Des églises médiévales isolées se dressent à l’est de la province de Kars en Turquie. De vastes prairies accueillent les débris des tours octogonales, des murs en ruine et des colonnes effondrées. Dans les gorges de l’Akhourian, la rivière qui marque la frontière entre la Turquie et l’actuelle Arménie, on aperçoit les vestiges d’un pont.

D’Ani, la capitale cosmopolite de l’Arménie médiévale, il ne reste plus que ces ruines. L’Arménie est un des premiers royaumes à avoir adopté le christianisme comme religion d’État en l’an 300 après J.-C. N’étant qu’une simple forteresse au 5e siècle, Ani devient la capitale de l’Arménie au 10e siècle. Les travaux de construction ont permis l’afflux d’une plus grande population qui a atteint 100 000 personnes. Son territoire parsemé d’édifices religieux lui a valu le surnom de « ville aux mille et une églises ».
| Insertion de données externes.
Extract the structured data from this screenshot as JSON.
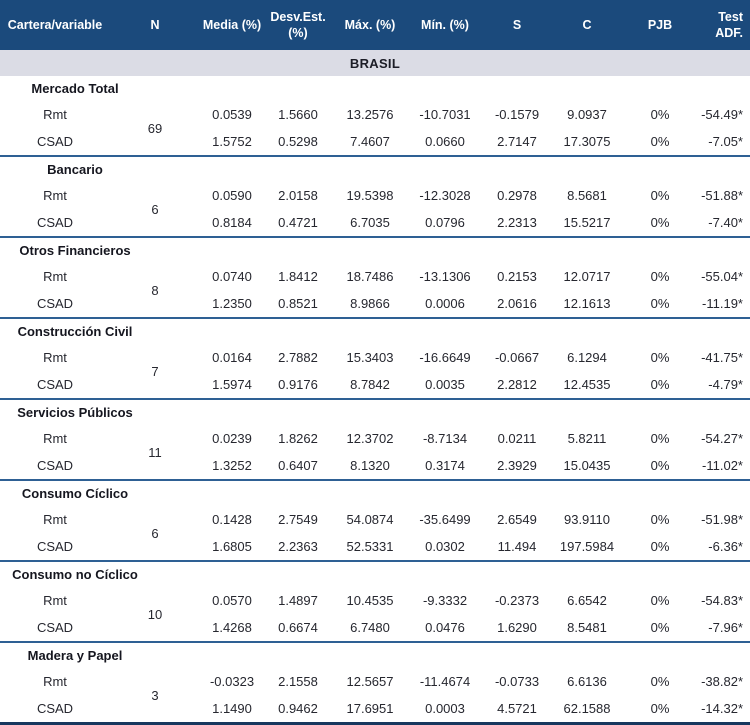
{
  "table": {
    "columns": [
      "Cartera/variable",
      "N",
      "Media (%)",
      "Desv.Est. (%)",
      "Máx. (%)",
      "Mín. (%)",
      "S",
      "C",
      "PJB",
      "Test ADF."
    ],
    "region_label": "BRASIL",
    "groups": [
      {
        "name": "Mercado Total",
        "n": "69",
        "rows": [
          {
            "label": "Rmt",
            "values": [
              "0.0539",
              "1.5660",
              "13.2576",
              "-10.7031",
              "-0.1579",
              "9.0937",
              "0%",
              "-54.49*"
            ]
          },
          {
            "label": "CSAD",
            "values": [
              "1.5752",
              "0.5298",
              "7.4607",
              "0.0660",
              "2.7147",
              "17.3075",
              "0%",
              "-7.05*"
            ]
          }
        ]
      },
      {
        "name": "Bancario",
        "n": "6",
        "rows": [
          {
            "label": "Rmt",
            "values": [
              "0.0590",
              "2.0158",
              "19.5398",
              "-12.3028",
              "0.2978",
              "8.5681",
              "0%",
              "-51.88*"
            ]
          },
          {
            "label": "CSAD",
            "values": [
              "0.8184",
              "0.4721",
              "6.7035",
              "0.0796",
              "2.2313",
              "15.5217",
              "0%",
              "-7.40*"
            ]
          }
        ]
      },
      {
        "name": "Otros Financieros",
        "n": "8",
        "rows": [
          {
            "label": "Rmt",
            "values": [
              "0.0740",
              "1.8412",
              "18.7486",
              "-13.1306",
              "0.2153",
              "12.0717",
              "0%",
              "-55.04*"
            ]
          },
          {
            "label": "CSAD",
            "values": [
              "1.2350",
              "0.8521",
              "8.9866",
              "0.0006",
              "2.0616",
              "12.1613",
              "0%",
              "-11.19*"
            ]
          }
        ]
      },
      {
        "name": "Construcción Civil",
        "n": "7",
        "rows": [
          {
            "label": "Rmt",
            "values": [
              "0.0164",
              "2.7882",
              "15.3403",
              "-16.6649",
              "-0.0667",
              "6.1294",
              "0%",
              "-41.75*"
            ]
          },
          {
            "label": "CSAD",
            "values": [
              "1.5974",
              "0.9176",
              "8.7842",
              "0.0035",
              "2.2812",
              "12.4535",
              "0%",
              "-4.79*"
            ]
          }
        ]
      },
      {
        "name": "Servicios Públicos",
        "n": "11",
        "rows": [
          {
            "label": "Rmt",
            "values": [
              "0.0239",
              "1.8262",
              "12.3702",
              "-8.7134",
              "0.0211",
              "5.8211",
              "0%",
              "-54.27*"
            ]
          },
          {
            "label": "CSAD",
            "values": [
              "1.3252",
              "0.6407",
              "8.1320",
              "0.3174",
              "2.3929",
              "15.0435",
              "0%",
              "-11.02*"
            ]
          }
        ]
      },
      {
        "name": "Consumo Cíclico",
        "n": "6",
        "rows": [
          {
            "label": "Rmt",
            "values": [
              "0.1428",
              "2.7549",
              "54.0874",
              "-35.6499",
              "2.6549",
              "93.9110",
              "0%",
              "-51.98*"
            ]
          },
          {
            "label": "CSAD",
            "values": [
              "1.6805",
              "2.2363",
              "52.5331",
              "0.0302",
              "11.494",
              "197.5984",
              "0%",
              "-6.36*"
            ]
          }
        ]
      },
      {
        "name": "Consumo no Cíclico",
        "n": "10",
        "rows": [
          {
            "label": "Rmt",
            "values": [
              "0.0570",
              "1.4897",
              "10.4535",
              "-9.3332",
              "-0.2373",
              "6.6542",
              "0%",
              "-54.83*"
            ]
          },
          {
            "label": "CSAD",
            "values": [
              "1.4268",
              "0.6674",
              "6.7480",
              "0.0476",
              "1.6290",
              "8.5481",
              "0%",
              "-7.96*"
            ]
          }
        ]
      },
      {
        "name": "Madera y Papel",
        "n": "3",
        "rows": [
          {
            "label": "Rmt",
            "values": [
              "-0.0323",
              "2.1558",
              "12.5657",
              "-11.4674",
              "-0.0733",
              "6.6136",
              "0%",
              "-38.82*"
            ]
          },
          {
            "label": "CSAD",
            "values": [
              "1.1490",
              "0.9462",
              "17.6951",
              "0.0003",
              "4.5721",
              "62.1588",
              "0%",
              "-14.32*"
            ]
          }
        ]
      }
    ]
  },
  "colors": {
    "header_bg": "#1b4a7c",
    "band_bg": "#dbdce5",
    "group_separator": "#2e6094",
    "bottom_border": "#17375e",
    "header_text": "#ffffff",
    "body_text": "#26272f"
  }
}
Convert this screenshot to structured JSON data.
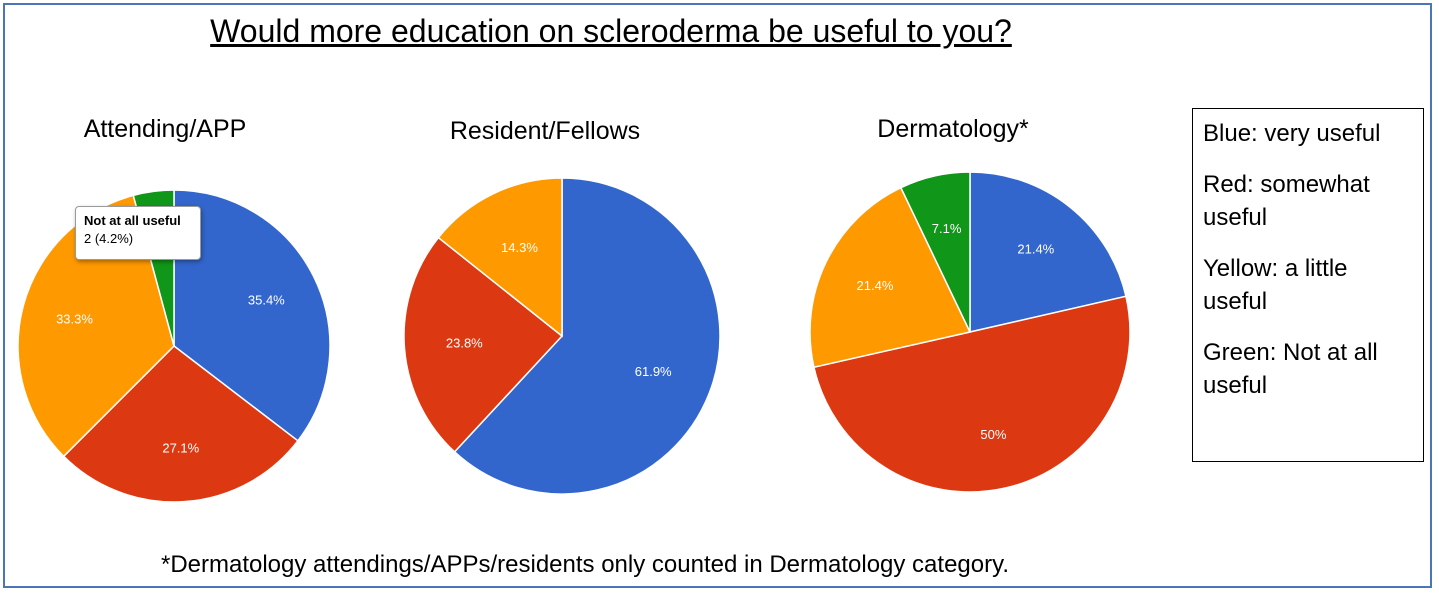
{
  "title": "Would more education on scleroderma be useful to you?",
  "colors": {
    "very_useful": "#3366cc",
    "somewhat_useful": "#dc3912",
    "a_little_useful": "#ff9900",
    "not_at_all_useful": "#109618"
  },
  "chart_data": [
    {
      "type": "pie",
      "title": "Attending/APP",
      "labels": [
        "very useful",
        "somewhat useful",
        "a little useful",
        "Not at all useful"
      ],
      "values": [
        35.4,
        27.1,
        33.3,
        4.2
      ],
      "slice_labels": [
        "35.4%",
        "27.1%",
        "33.3%",
        ""
      ],
      "tooltip": {
        "title": "Not at all useful",
        "value": "2 (4.2%)"
      }
    },
    {
      "type": "pie",
      "title": "Resident/Fellows",
      "labels": [
        "very useful",
        "somewhat useful",
        "a little useful",
        "Not at all useful"
      ],
      "values": [
        61.9,
        23.8,
        14.3,
        0
      ],
      "slice_labels": [
        "61.9%",
        "23.8%",
        "14.3%",
        ""
      ]
    },
    {
      "type": "pie",
      "title": "Dermatology*",
      "labels": [
        "very useful",
        "somewhat useful",
        "a little useful",
        "Not at all useful"
      ],
      "values": [
        21.4,
        50,
        21.4,
        7.1
      ],
      "slice_labels": [
        "21.4%",
        "50%",
        "21.4%",
        "7.1%"
      ]
    }
  ],
  "legend": [
    "Blue: very useful",
    "Red: somewhat useful",
    "Yellow: a little useful",
    "Green: Not at all useful"
  ],
  "footnote": "*Dermatology attendings/APPs/residents only counted in Dermatology category."
}
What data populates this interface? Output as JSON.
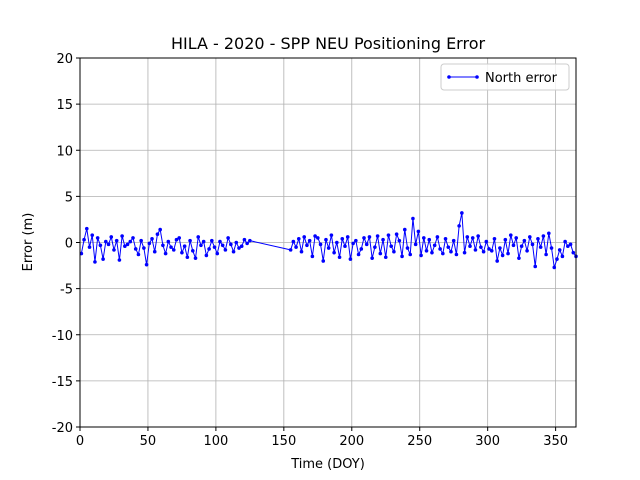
{
  "chart_data": {
    "type": "line",
    "title": "HILA - 2020 - SPP NEU Positioning Error",
    "x_label": "Time (DOY)",
    "y_label": "Error (m)",
    "xlim": [
      0,
      365
    ],
    "xticks": [
      0,
      50,
      100,
      150,
      200,
      250,
      300,
      350
    ],
    "ylim": [
      -20,
      20
    ],
    "yticks": [
      -20,
      -15,
      -10,
      -5,
      0,
      5,
      10,
      15,
      20
    ],
    "grid": true,
    "legend": "upper right",
    "x": [
      1,
      3,
      5,
      7,
      9,
      11,
      13,
      15,
      17,
      19,
      21,
      23,
      25,
      27,
      29,
      31,
      33,
      35,
      37,
      39,
      41,
      43,
      45,
      47,
      49,
      51,
      53,
      55,
      57,
      59,
      61,
      63,
      65,
      67,
      69,
      71,
      73,
      75,
      77,
      79,
      81,
      83,
      85,
      87,
      89,
      91,
      93,
      95,
      97,
      99,
      101,
      103,
      105,
      107,
      109,
      111,
      113,
      115,
      117,
      119,
      121,
      123,
      125,
      155,
      157,
      159,
      161,
      163,
      165,
      167,
      169,
      171,
      173,
      175,
      177,
      179,
      181,
      183,
      185,
      187,
      189,
      191,
      193,
      195,
      197,
      199,
      201,
      203,
      205,
      207,
      209,
      211,
      213,
      215,
      217,
      219,
      221,
      223,
      225,
      227,
      229,
      231,
      233,
      235,
      237,
      239,
      241,
      243,
      245,
      247,
      249,
      251,
      253,
      255,
      257,
      259,
      261,
      263,
      265,
      267,
      269,
      271,
      273,
      275,
      277,
      279,
      281,
      283,
      285,
      287,
      289,
      291,
      293,
      295,
      297,
      299,
      301,
      303,
      305,
      307,
      309,
      311,
      313,
      315,
      317,
      319,
      321,
      323,
      325,
      327,
      329,
      331,
      333,
      335,
      337,
      339,
      341,
      343,
      345,
      347,
      349,
      351,
      353,
      355,
      357,
      359,
      361,
      363,
      365
    ],
    "series": [
      {
        "name": "North error",
        "color": "#0000ff",
        "values": [
          -1.2,
          0.3,
          1.5,
          -0.5,
          0.8,
          -2.1,
          0.5,
          -0.3,
          -1.8,
          0.1,
          -0.2,
          0.6,
          -0.8,
          0.2,
          -1.9,
          0.7,
          -0.4,
          -0.2,
          0.1,
          0.5,
          -0.7,
          -1.3,
          0.2,
          -0.6,
          -2.4,
          -0.1,
          0.4,
          -1.0,
          0.9,
          1.4,
          -0.3,
          -1.2,
          0.1,
          -0.5,
          -0.8,
          0.3,
          0.5,
          -1.1,
          -0.4,
          -1.6,
          0.2,
          -0.9,
          -1.7,
          0.6,
          -0.3,
          0.1,
          -1.4,
          -0.7,
          0.2,
          -0.5,
          -1.2,
          0.1,
          -0.3,
          -0.8,
          0.5,
          -0.2,
          -1.0,
          0.0,
          -0.6,
          -0.4,
          0.3,
          -0.1,
          0.2,
          -0.8,
          0.1,
          -0.5,
          0.4,
          -1.0,
          0.6,
          -0.3,
          0.2,
          -1.5,
          0.7,
          0.5,
          -0.2,
          -2.0,
          0.3,
          -0.6,
          0.8,
          -1.1,
          0.0,
          -1.6,
          0.4,
          -0.4,
          0.6,
          -1.8,
          -0.1,
          0.2,
          -1.3,
          -0.7,
          0.5,
          -0.2,
          0.6,
          -1.7,
          -0.5,
          0.7,
          -1.2,
          0.3,
          -1.6,
          0.8,
          -0.4,
          -1.0,
          0.9,
          0.2,
          -1.5,
          1.4,
          -0.6,
          -1.3,
          2.6,
          -0.2,
          1.2,
          -1.4,
          0.5,
          -0.9,
          0.3,
          -1.1,
          -0.3,
          0.6,
          -0.7,
          -1.2,
          0.4,
          -0.5,
          -1.0,
          0.2,
          -1.3,
          1.8,
          3.2,
          -1.1,
          0.6,
          -0.4,
          0.5,
          -0.8,
          0.7,
          -0.5,
          -1.0,
          0.1,
          -0.7,
          -0.9,
          0.4,
          -2.0,
          -0.6,
          -1.4,
          0.3,
          -1.2,
          0.8,
          -0.3,
          0.5,
          -1.7,
          -0.4,
          0.2,
          -0.9,
          0.6,
          -0.2,
          -2.6,
          0.4,
          -0.5,
          0.7,
          -1.3,
          1.0,
          -0.6,
          -2.7,
          -1.8,
          -0.8,
          -1.5,
          0.1,
          -0.4,
          -0.2,
          -1.1,
          -1.5
        ]
      }
    ]
  }
}
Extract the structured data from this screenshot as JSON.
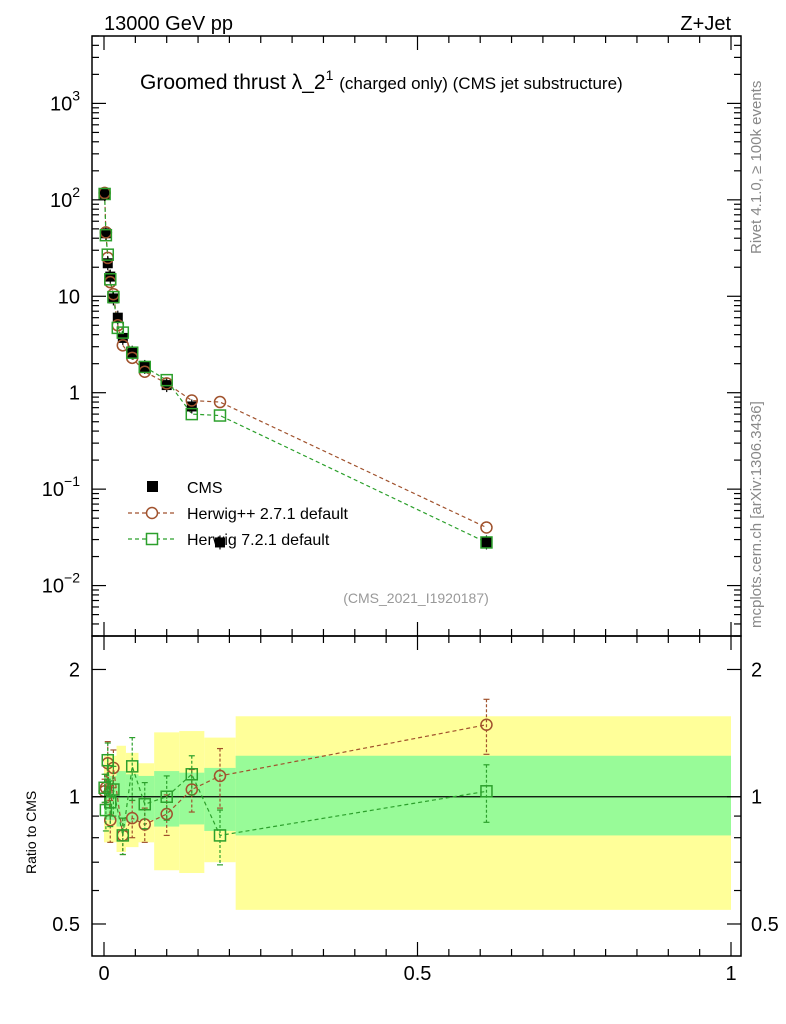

Des fresques de la vie de Jésus et de Saint-Grégoire l’Illuminateur tapissent les murs de l’église Saint-Grégoire de Tigran Honents, dont la construction remonte au 13e siècle.

Photographie de IZZET KERIBAR/GETTY IMAGES

La ville, qui se trouve au carrefour des routes marchandes entre la mer Noire et la mer Caspienne, suscite l’intérêt de plusieurs puissances. Elle connaît des vagues d’invasion pendant plusieurs siècles et, inévitablement, se dégrade jusqu’à ne plus être que des ruines abandonnées.

 

LE CHOC DES EMPIRES

Ani est vouée à l’oubli depuis son absorption par l’Empire ottoman au 16e siècle, et jusqu’au début des années 1800 lorsque des voyageurs en provenance d’Europe commencent à se rendre à la ville médiévale. Les ruines d’Ani se situent sur une ligne de faille géopolitique au croisement de trois Empires : ottoman, perse et russe. Avec l’exacerbation des tensions, visiter les vestiges de la ville n’est pas sans danger.

Cependant, certains visiteurs ont réussi à susciter l’intérêt des chercheurs en décrivant la ville. En 1817, le diplomate écossais Robert Ker Porter fait part de ses impressions après son passage à Ani. Tout en restant vigilant dans un endroit où les « ruines sinistres » servent de cachette idéale aux « bandits sanguinaires », Ker Porter témoigne de son enthousiasme : « En entrant dans la ville, je suis surpris de constater que le sol est jonché de chapiteaux brisés et de frises aux ornements spectaculaires. Il y a aussi d’autres vestiges qui témoignent de la splendeur passée d’Ani. »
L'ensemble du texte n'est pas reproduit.